Maître X a saisi la commission d’accès aux documents administratifs, par courrier enregistré à son secrétariat le 17 mars 2014, à la suite du refus opposé par le procureur général de la République près la Cour d’appel de Dijon à sa demande de copie du courrier émanant de l’ambassade de France demandant que soit apposé l’apostille sur la copie de l’arrêt de la Cour d’Appel de Dijon, du 24 mars 1999, avec comme référence apostille numéro 13/01358 signé par Monsieur X et daté du 10 juillet 2013.

La commission prend note, à titre liminaire, de ce que le procureur général a informé le demandeur, par courrier du 13 février 2014, du nom et de la fonction de l’auteur de la demande d’apostille. Elle considère, toutefois, que le courrier sollicité n’ayant pas été transmis à l’intéressé, la demande de communication n’en conserve pas moins un objet.

Elle relève, en l’espèce, que l’apostille, formalité instaurée par la convention de La Haye en date du 5 octobre 1961, entrée en vigueur en France le 24 janvier 1965, a été sollicitée pour l’authentification d’un arrêt de la cour d’appel de Dijon.

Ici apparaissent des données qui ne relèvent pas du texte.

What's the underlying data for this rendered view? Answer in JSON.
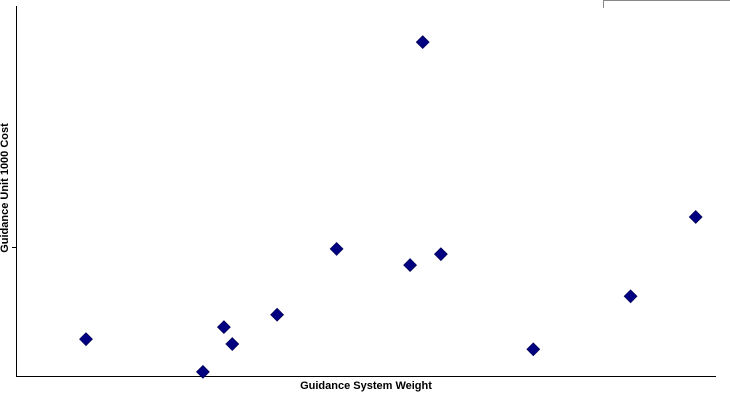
{
  "chart_data": {
    "type": "scatter",
    "title": "",
    "xlabel": "Guidance System Weight",
    "ylabel": "Guidance Unit 1000 Cost",
    "xlim": [
      0,
      100
    ],
    "ylim": [
      0,
      100
    ],
    "grid": false,
    "legend": "none",
    "marker": "diamond",
    "marker_color": "#000080",
    "points": [
      {
        "x": 10.0,
        "y": 9.8
      },
      {
        "x": 26.7,
        "y": 1.1
      },
      {
        "x": 29.7,
        "y": 13.0
      },
      {
        "x": 30.9,
        "y": 8.5
      },
      {
        "x": 37.3,
        "y": 16.3
      },
      {
        "x": 45.8,
        "y": 33.8
      },
      {
        "x": 56.3,
        "y": 29.5
      },
      {
        "x": 58.1,
        "y": 88.8
      },
      {
        "x": 60.7,
        "y": 32.4
      },
      {
        "x": 73.9,
        "y": 7.1
      },
      {
        "x": 87.8,
        "y": 21.2
      },
      {
        "x": 97.1,
        "y": 42.3
      }
    ]
  }
}
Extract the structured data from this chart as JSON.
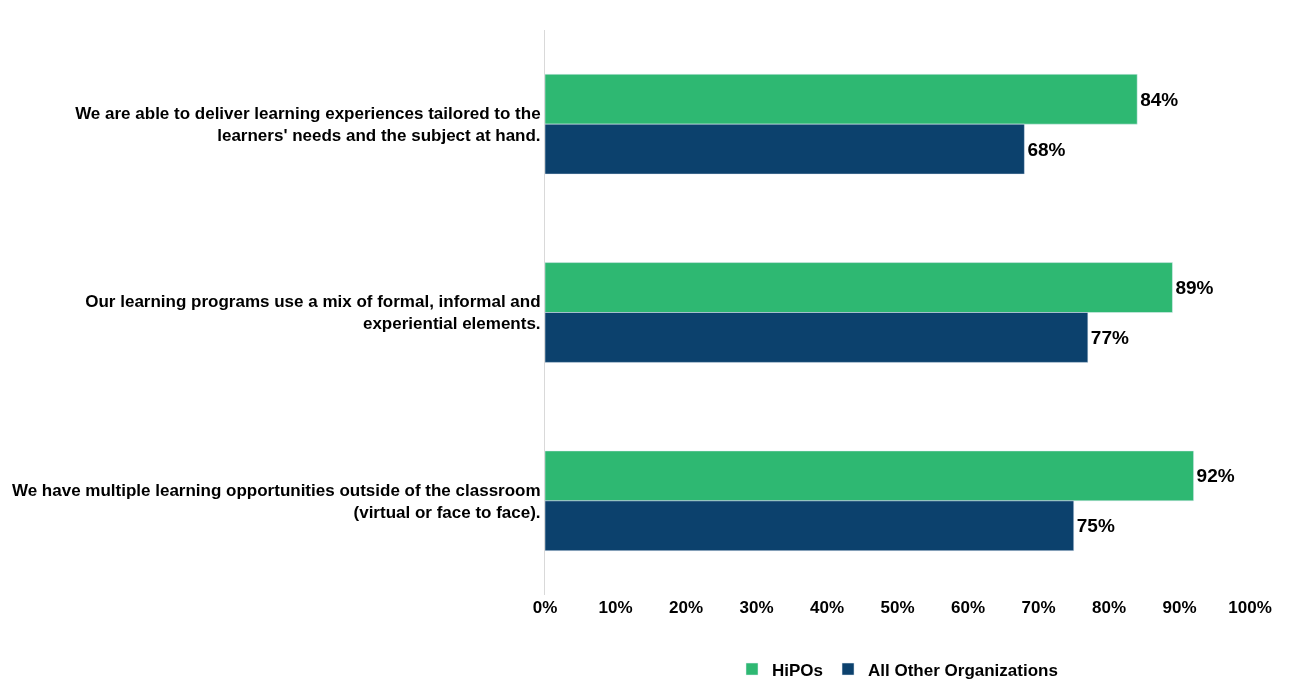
{
  "chart_data": {
    "type": "bar",
    "orientation": "horizontal",
    "categories": [
      "We are able to deliver learning experiences tailored to the learners' needs and the subject at hand.",
      "Our learning programs use a mix of formal, informal and experiential elements.",
      "We have multiple learning opportunities outside of the classroom (virtual or face to face)."
    ],
    "series": [
      {
        "name": "HiPOs",
        "color": "#2eb872",
        "values": [
          84,
          89,
          92
        ],
        "value_labels": [
          "84%",
          "89%",
          "92%"
        ]
      },
      {
        "name": "All Other Organizations",
        "color": "#0c416d",
        "values": [
          68,
          77,
          75
        ],
        "value_labels": [
          "68%",
          "77%",
          "75%"
        ]
      }
    ],
    "xlim": [
      0,
      100
    ],
    "xticks": [
      {
        "value": 0,
        "label": "0%"
      },
      {
        "value": 10,
        "label": "10%"
      },
      {
        "value": 20,
        "label": "20%"
      },
      {
        "value": 30,
        "label": "30%"
      },
      {
        "value": 40,
        "label": "40%"
      },
      {
        "value": 50,
        "label": "50%"
      },
      {
        "value": 60,
        "label": "60%"
      },
      {
        "value": 70,
        "label": "70%"
      },
      {
        "value": 80,
        "label": "80%"
      },
      {
        "value": 90,
        "label": "90%"
      },
      {
        "value": 100,
        "label": "100%"
      }
    ],
    "legend": "bottom"
  }
}
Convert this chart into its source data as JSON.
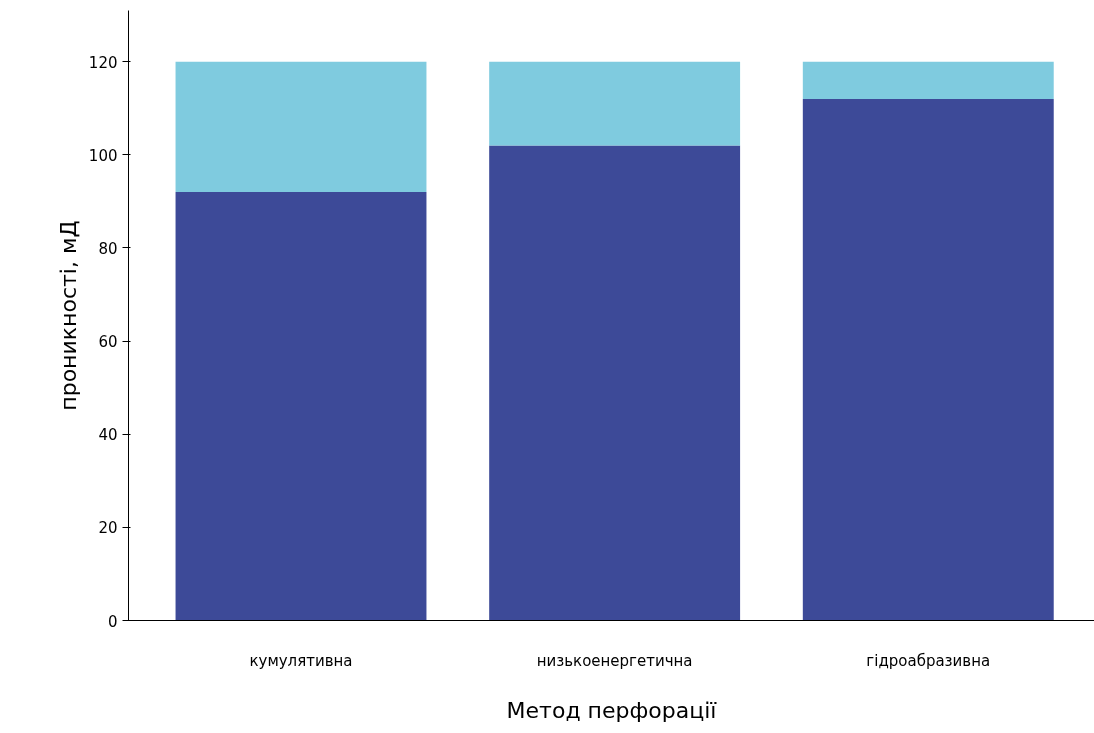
{
  "chart_data": {
    "type": "bar",
    "stacked": true,
    "xlabel": "Метод перфорації",
    "ylabel": "проникності, мД",
    "categories": [
      "кумулятивна",
      "низькоенергетична",
      "гідроабразивна"
    ],
    "series": [
      {
        "color": "#3d4a98",
        "values": [
          92,
          102,
          112
        ]
      },
      {
        "color": "#7fcbdf",
        "values": [
          28,
          18,
          8
        ]
      }
    ],
    "ylim": [
      0,
      131
    ],
    "yticks": [
      0,
      20,
      40,
      60,
      80,
      100,
      120
    ],
    "grid": false
  }
}
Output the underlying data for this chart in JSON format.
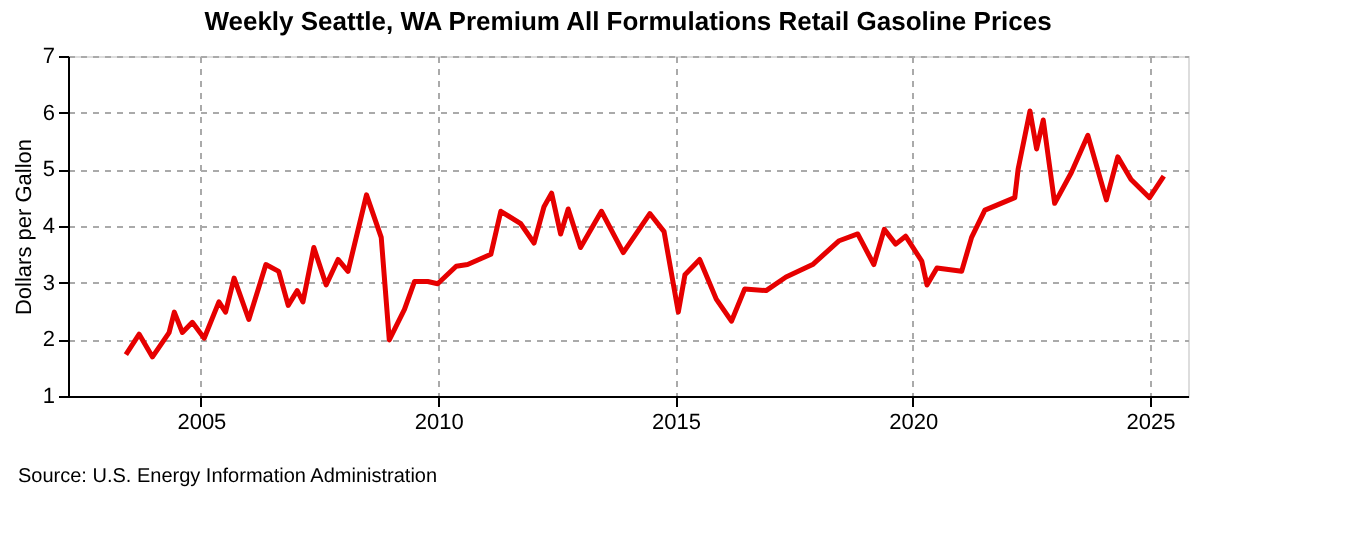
{
  "chart_data": {
    "type": "line",
    "title": "Weekly Seattle, WA Premium All Formulations Retail Gasoline Prices",
    "ylabel": "Dollars per Gallon",
    "annotations": [
      "Source: U.S. Energy Information Administration"
    ],
    "xlim": [
      2002.2,
      2025.8
    ],
    "xticks": [
      2005,
      2010,
      2015,
      2020,
      2025
    ],
    "ylim": [
      1,
      7
    ],
    "yticks": [
      1,
      2,
      3,
      4,
      5,
      6,
      7
    ],
    "grid": true,
    "marker": "none",
    "line_style": "solid",
    "series": [
      {
        "color": "#e60000",
        "x": [
          2003.42,
          2003.7,
          2003.98,
          2004.33,
          2004.44,
          2004.61,
          2004.82,
          2005.07,
          2005.38,
          2005.52,
          2005.7,
          2006.01,
          2006.37,
          2006.64,
          2006.84,
          2007.03,
          2007.15,
          2007.38,
          2007.64,
          2007.89,
          2008.1,
          2008.49,
          2008.8,
          2008.97,
          2009.29,
          2009.5,
          2009.78,
          2009.99,
          2010.38,
          2010.62,
          2011.11,
          2011.32,
          2011.74,
          2012.02,
          2012.23,
          2012.39,
          2012.58,
          2012.74,
          2013.0,
          2013.44,
          2013.9,
          2014.46,
          2014.76,
          2015.06,
          2015.2,
          2015.51,
          2015.86,
          2016.18,
          2016.46,
          2016.91,
          2017.33,
          2017.89,
          2018.45,
          2018.84,
          2019.18,
          2019.4,
          2019.64,
          2019.85,
          2020.19,
          2020.3,
          2020.51,
          2021.03,
          2021.24,
          2021.52,
          2022.15,
          2022.22,
          2022.47,
          2022.61,
          2022.75,
          2022.99,
          2023.34,
          2023.69,
          2024.08,
          2024.32,
          2024.6,
          2024.99,
          2025.29
        ],
        "values": [
          1.73,
          2.09,
          1.69,
          2.12,
          2.48,
          2.12,
          2.3,
          2.02,
          2.66,
          2.48,
          3.08,
          2.35,
          3.32,
          3.2,
          2.6,
          2.86,
          2.66,
          3.62,
          2.96,
          3.41,
          3.2,
          4.55,
          3.8,
          1.99,
          2.53,
          3.02,
          3.02,
          2.98,
          3.29,
          3.32,
          3.5,
          4.26,
          4.04,
          3.7,
          4.34,
          4.58,
          3.86,
          4.3,
          3.62,
          4.26,
          3.53,
          4.22,
          3.9,
          2.48,
          3.14,
          3.41,
          2.71,
          2.32,
          2.89,
          2.86,
          3.1,
          3.32,
          3.74,
          3.86,
          3.32,
          3.94,
          3.68,
          3.82,
          3.38,
          2.96,
          3.26,
          3.2,
          3.8,
          4.28,
          4.5,
          5.0,
          6.03,
          5.36,
          5.87,
          4.4,
          4.94,
          5.6,
          4.46,
          5.22,
          4.82,
          4.5,
          4.88
        ]
      }
    ]
  }
}
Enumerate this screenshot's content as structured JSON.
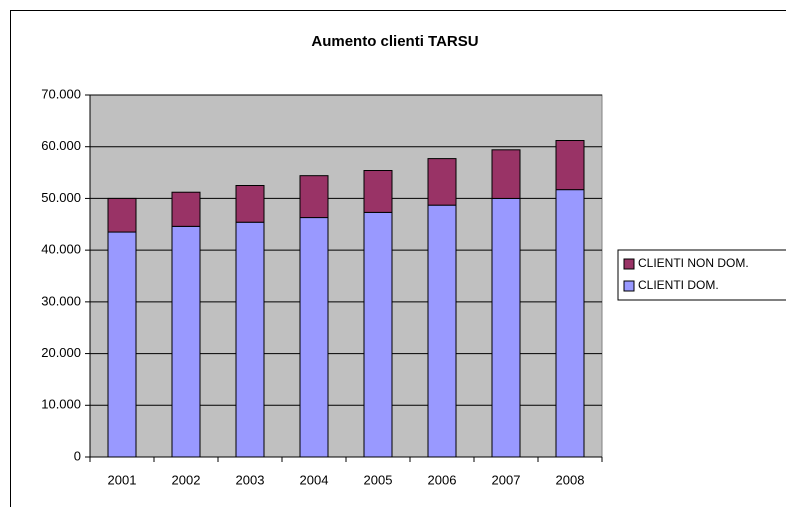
{
  "chart_data": {
    "type": "stacked_bar",
    "title": "Aumento clienti TARSU",
    "categories": [
      "2001",
      "2002",
      "2003",
      "2004",
      "2005",
      "2006",
      "2007",
      "2008"
    ],
    "series": [
      {
        "name": "CLIENTI DOM.",
        "color": "#9999ff",
        "values": [
          43500,
          44600,
          45400,
          46300,
          47300,
          48700,
          50000,
          51700
        ]
      },
      {
        "name": "CLIENTI NON DOM.",
        "color": "#993366",
        "values": [
          6500,
          6600,
          7100,
          8100,
          8100,
          9000,
          9400,
          9500
        ]
      }
    ],
    "ylim": [
      0,
      70000
    ],
    "yticks": [
      0,
      {
        "value": 10000,
        "label": "10.000"
      },
      {
        "value": 20000,
        "label": "20.000"
      },
      {
        "value": 30000,
        "label": "30.000"
      },
      {
        "value": 40000,
        "label": "40.000"
      },
      {
        "value": 50000,
        "label": "50.000"
      },
      {
        "value": 60000,
        "label": "60.000"
      },
      {
        "value": 70000,
        "label": "70.000"
      }
    ],
    "grid": true,
    "legend": "right",
    "plot_background": "#c0c0c0"
  }
}
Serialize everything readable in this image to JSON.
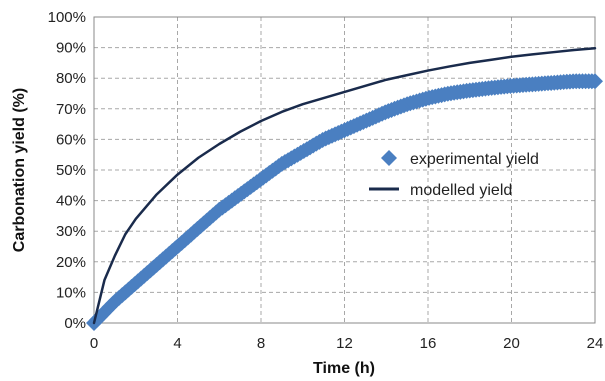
{
  "chart_data": {
    "type": "line",
    "xlabel": "Time (h)",
    "ylabel": "Carbonation yield (%)",
    "xlim": [
      0,
      24
    ],
    "ylim": [
      0,
      100
    ],
    "x_ticks": [
      "0",
      "4",
      "8",
      "12",
      "16",
      "20",
      "24"
    ],
    "y_ticks": [
      "0%",
      "10%",
      "20%",
      "30%",
      "40%",
      "50%",
      "60%",
      "70%",
      "80%",
      "90%",
      "100%"
    ],
    "grid": true,
    "legend_position": "right",
    "series": [
      {
        "name": "experimental yield",
        "style": "marker-diamond",
        "color": "#4a7fc1",
        "x": [
          0,
          1,
          2,
          3,
          4,
          5,
          6,
          7,
          8,
          9,
          10,
          11,
          12,
          13,
          14,
          15,
          16,
          17,
          18,
          19,
          20,
          21,
          22,
          23,
          24
        ],
        "y": [
          0,
          7,
          13,
          19,
          25,
          31,
          37,
          42,
          47,
          52,
          56,
          60,
          63,
          66,
          69,
          71.5,
          73.5,
          75,
          76,
          76.8,
          77.5,
          78,
          78.5,
          79,
          79
        ]
      },
      {
        "name": "modelled yield",
        "style": "line",
        "color": "#1a2b4c",
        "x": [
          0,
          0.5,
          1,
          1.5,
          2,
          2.5,
          3,
          4,
          5,
          6,
          7,
          8,
          9,
          10,
          11,
          12,
          13,
          14,
          15,
          16,
          17,
          18,
          19,
          20,
          21,
          22,
          23,
          24
        ],
        "y": [
          0,
          14,
          22,
          29,
          34,
          38,
          42,
          48.5,
          54,
          58.5,
          62.5,
          66,
          69,
          71.5,
          73.5,
          75.5,
          77.5,
          79.5,
          81,
          82.5,
          83.8,
          85,
          86,
          87,
          87.8,
          88.5,
          89.2,
          89.8
        ]
      }
    ]
  }
}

Elle rappelle à cet égard que si les documents produits ou reçus dans le cadre et pour les besoins d’une procédure juridictionnelle, qu’elle soit de nature civile, pénale ou commerciale, ne présentent pas un caractère administratif et n’entrent donc pas dans le champ d’application de la loi du 17 juillet 1978, elle estime, en revanche, que la demande d’apostille, adressée par une ambassade au procureur de la République dans le cadre de ses fonctions non juridictionnelles, est détachable de toute procédure de cette nature et revêt, quand bien-même elle viserait un document juridictionnel, un caractère administratif.

Elle émet donc, sur le fondement de l’article 2 de la loi précitée, un avis favorable à la communication du courrier sollicité.